Watermelon is often associated with summertime picnics and BBQs, but is it a good option for those following a ketogenic diet?
With 7.15 grams of net carbs per 100-gram serving, watermelon can be included in a keto diet in moderation.
The high water content (92%) in watermelon can also help with hydration.
Total and Net Carbs in Watermelon
Net carbs refer to the number of carbohydrates in a food that the body absorbs.
You can calculate net carbs by subtracting the grams of fiber in a serving from the total carbohydrates.
Total Carbohydrates – Grams of Fiber = Net Carbohydrates
In the case of Watermelon, there are 7.55 grams of total carbs and 0.4 grams of fiber per 1 tablespoon serving, resulting in 7.15 grams of net carbs.
Since carbs are limited on a keto diet, most keto resources recommend keeping your daily carb intake to 5 to 10% of your total calorie intake.
For example, on a 2,000-calorie diet, you’re limited to 25-50 grams of carbs daily.
The net carbs in Watermelon means it’s keto.
|Serving Size||100 grams|
|Total Fat||0.15 grams|
|Sugar||6.2 grams mg|
It’s important to note that nutrient values can vary based on the brand and specific product.
Potential Health Benefits
Watermelon offers a range of health benefits that can complement your keto diet when eaten in moderation.
Rich in Antioxidants
Watermelon is not just tasty; it’s a great source of antioxidants like vitamin C and beta-carotene. These antioxidants help combat oxidative stress and inflammation, reducing your risk of chronic illnesses such as heart disease and certain types of cancer.
High in Vitamin C
Vitamin C is crucial to the immune system and can help your body fight off infections. It also aids collagen production, which is essential for skin health and wound healing.
Aids in Weight Loss
Watermelon is naturally low in calories and has a high water content (92%). This can help you feel full and satisfied, making it easier to stick to your weight loss or keto diet goals.
Supports Heart Health
The combination of natural sugars, fiber, and essential vitamins in watermelon supports heart health by improving blood circulation and reducing blood pressure. Some studies have even suggested that watermelon can reduce arterial stiffness.
The high water content in watermelon is not just for show; it helps keep you hydrated. This is particularly useful if you’re experiencing symptoms of “keto flu,” which can include dehydration.
Good for Skin and Hair
Vitamin C isn’t just good for your immune system; it’s also essential for the health of your skin and hair. It aids in collagen production, which keeps your skin supple and your hair strong.
May Help Relieve Muscle Soreness
Watermelon contains a good amount of an amino acid called citrulline, which may help relieve muscle soreness. This can be beneficial for those who incorporate exercise into their ketogenic lifestyle.
Natural Diuretic Properties
Watermelon has natural diuretic properties that can help remove excess fluids from the body, reducing water weight and bloating. This can be especially helpful during the early stages of a keto diet when the body adjusts to a low-carb intake.

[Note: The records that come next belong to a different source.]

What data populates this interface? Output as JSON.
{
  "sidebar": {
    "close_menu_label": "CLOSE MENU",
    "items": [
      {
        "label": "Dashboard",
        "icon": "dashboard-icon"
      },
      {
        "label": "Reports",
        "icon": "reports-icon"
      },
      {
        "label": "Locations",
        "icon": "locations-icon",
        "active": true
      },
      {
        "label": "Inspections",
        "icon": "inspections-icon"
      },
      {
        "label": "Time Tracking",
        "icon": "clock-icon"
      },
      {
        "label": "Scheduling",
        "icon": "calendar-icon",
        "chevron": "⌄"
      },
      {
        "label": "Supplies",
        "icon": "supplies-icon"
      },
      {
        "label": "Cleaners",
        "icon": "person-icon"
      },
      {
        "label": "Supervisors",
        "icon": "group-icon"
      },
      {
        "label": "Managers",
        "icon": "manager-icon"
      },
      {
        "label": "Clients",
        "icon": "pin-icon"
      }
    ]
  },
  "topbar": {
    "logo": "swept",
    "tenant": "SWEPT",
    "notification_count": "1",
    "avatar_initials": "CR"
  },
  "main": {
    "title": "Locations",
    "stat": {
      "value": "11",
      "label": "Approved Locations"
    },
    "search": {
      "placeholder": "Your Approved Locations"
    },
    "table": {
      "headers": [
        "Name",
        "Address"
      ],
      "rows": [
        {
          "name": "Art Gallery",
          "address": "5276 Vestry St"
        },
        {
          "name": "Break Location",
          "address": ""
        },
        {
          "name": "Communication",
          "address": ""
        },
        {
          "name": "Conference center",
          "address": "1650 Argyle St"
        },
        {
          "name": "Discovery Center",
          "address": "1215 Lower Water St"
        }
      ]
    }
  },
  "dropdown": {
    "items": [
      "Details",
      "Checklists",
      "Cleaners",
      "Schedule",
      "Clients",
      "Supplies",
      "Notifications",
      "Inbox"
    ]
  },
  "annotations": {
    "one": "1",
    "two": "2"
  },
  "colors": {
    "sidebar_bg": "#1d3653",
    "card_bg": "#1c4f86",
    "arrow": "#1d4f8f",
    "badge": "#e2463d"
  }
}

If you’re wary of the carb content in watermelon, there are other keto-friendly fruits you can consider:
- Berries. Lower in net carbohydrates and rich in antioxidants.
- Avocado. Packed with healthy fats and is very low in net carbs.
Ways to Add to Your Keto Diet
- Watermelon Smoothies. Mix a small amount of diced watermelon with some healthy fats like avocado and blend.
- Keto-Friendly Fruit Salad. Combine small portions of watermelon with other low-carb fruits like berries.
- Watermelon Ice Cubes. Freeze watermelon juice and use it in your water for a fruity twist.
The Bottom Line
With 7.15 grams of net carbs per 100 grams, watermelon can be part of a keto diet when eaten in moderation. Its high water content and nutritional benefits make it a refreshing choice, especially during hot weather.
Just be mindful of your daily carb allowance to ensure it fits into your ketogenic lifestyle.